Touching on Australia’s role in relation to some of the human rights issues occurring in China, Pembroke argued that it’s “wrongheaded for some loud voices in Canberra to be talking about values all the time”, and Australia should be pragmatic in its approach.

“We have a UN Human Rights Council, which is very busy. We have bodies like Human Rights Watch, we have other bodies, and we have diplomats. But it’s not helpful — and this is where Australia comes in for some criticism and some division, I should say — for prime ministers and heads of government to be espousing values and criticising a country like China. You have to leave it to the diplomats. They know the history,” he said.

“China is extremely heavy handed. None of us would accept that degree of heavy handedness in this country, but there is a context and there’s a history. It’s their business and it’s their values, and we’ve got to deal with the government and coexist with them.

“That’s what our diplomats are for. It’s not for our prime minister to fashion our relationship with China, simply because of dreadful behaviour like there appears to have been in Xinjiang.”

But is diplomacy strong enough to deal with such issues?

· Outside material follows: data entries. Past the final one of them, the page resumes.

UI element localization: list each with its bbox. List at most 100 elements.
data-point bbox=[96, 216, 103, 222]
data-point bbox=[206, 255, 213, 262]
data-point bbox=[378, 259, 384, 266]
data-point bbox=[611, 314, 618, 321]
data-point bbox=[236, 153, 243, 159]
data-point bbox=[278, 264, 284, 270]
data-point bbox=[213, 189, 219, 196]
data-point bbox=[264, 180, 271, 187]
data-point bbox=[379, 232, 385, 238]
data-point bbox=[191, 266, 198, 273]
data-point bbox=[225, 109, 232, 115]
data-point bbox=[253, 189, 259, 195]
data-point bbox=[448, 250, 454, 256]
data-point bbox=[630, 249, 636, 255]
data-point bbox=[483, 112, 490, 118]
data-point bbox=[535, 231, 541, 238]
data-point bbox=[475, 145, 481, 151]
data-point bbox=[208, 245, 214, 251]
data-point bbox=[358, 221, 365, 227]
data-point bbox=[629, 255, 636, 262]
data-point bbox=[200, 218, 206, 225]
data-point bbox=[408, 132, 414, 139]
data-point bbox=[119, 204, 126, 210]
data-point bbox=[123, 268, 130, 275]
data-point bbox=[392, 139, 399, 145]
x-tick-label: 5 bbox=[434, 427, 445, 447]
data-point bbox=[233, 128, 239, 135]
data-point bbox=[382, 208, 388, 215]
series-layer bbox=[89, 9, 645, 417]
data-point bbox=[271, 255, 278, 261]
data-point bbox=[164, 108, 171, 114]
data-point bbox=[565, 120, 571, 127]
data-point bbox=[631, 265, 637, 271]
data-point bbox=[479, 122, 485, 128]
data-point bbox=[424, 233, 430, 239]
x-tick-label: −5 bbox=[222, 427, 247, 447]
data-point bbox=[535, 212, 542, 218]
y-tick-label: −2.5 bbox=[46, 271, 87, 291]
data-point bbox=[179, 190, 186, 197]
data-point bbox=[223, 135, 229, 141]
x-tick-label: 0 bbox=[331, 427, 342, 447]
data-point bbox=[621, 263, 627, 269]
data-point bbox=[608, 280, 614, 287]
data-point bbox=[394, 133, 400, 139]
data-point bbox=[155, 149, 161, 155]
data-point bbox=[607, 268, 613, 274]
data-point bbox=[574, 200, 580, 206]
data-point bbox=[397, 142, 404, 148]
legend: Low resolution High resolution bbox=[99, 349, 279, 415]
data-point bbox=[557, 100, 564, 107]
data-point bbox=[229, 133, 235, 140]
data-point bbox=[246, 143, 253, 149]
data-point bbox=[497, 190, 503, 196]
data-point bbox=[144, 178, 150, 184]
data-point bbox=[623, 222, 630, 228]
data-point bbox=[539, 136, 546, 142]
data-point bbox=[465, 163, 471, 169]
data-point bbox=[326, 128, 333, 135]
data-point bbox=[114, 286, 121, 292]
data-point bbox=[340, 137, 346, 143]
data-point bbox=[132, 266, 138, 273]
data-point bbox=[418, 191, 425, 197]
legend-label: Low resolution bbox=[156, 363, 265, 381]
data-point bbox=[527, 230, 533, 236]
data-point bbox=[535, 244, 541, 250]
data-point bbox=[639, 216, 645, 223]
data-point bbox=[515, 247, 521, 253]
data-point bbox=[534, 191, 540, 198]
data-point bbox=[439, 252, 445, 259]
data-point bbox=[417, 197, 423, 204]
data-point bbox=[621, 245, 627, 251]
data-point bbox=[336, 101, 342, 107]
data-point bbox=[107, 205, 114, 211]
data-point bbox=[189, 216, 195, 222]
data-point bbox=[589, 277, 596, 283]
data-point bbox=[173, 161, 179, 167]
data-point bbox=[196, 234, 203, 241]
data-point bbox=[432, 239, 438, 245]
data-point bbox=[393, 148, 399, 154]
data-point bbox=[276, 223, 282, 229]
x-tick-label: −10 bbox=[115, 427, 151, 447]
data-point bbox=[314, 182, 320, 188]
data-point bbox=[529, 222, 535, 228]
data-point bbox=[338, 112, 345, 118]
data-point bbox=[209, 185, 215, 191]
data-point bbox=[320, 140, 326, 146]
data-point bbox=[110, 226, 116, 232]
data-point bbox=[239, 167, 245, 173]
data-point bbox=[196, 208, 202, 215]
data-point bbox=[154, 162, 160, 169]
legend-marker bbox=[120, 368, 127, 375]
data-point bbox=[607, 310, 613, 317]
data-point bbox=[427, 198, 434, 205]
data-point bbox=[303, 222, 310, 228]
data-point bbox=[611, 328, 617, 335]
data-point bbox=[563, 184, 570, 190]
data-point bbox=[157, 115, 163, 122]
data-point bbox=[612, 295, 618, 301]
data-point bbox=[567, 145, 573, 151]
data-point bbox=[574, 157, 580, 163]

Not for Australia, Pembroke argued.

“It’s not working in Australia’s case or in America’s case because we’ve made it so clear that we’ve sort of become anti-China. The United States for the last three years, minimum, if not a bit longer, has been effectively waging war against China on all fronts, other than military,” he said.

“And we have made it clear — and I think this is a misstep in the conduct of our relations — that we are very much on the side of Washington. And I think that’s dangerous.”

So should Australia modify its relationship with America?

Australia should be clearer on where it stands, Pembroke said.

“We should be wary of Washington’s judgment, because Washington’s judgment on some issues is, frankly, worrying. And I was very pleased to see Marise Payne distanced herself from some of Mr Pompeo’s more extreme proposals at the AUSMIN talks a month or two ago,” he said.

“We should be sometimes skeptical about Washington’s motives and interests, and we should be prepared like a good friend to speak up, and to tell Washington that sometimes we don’t agree with what they’re doing, because it would be in its interests, our interests and the world’s interest, if Washington did not take such an adversarial approach.”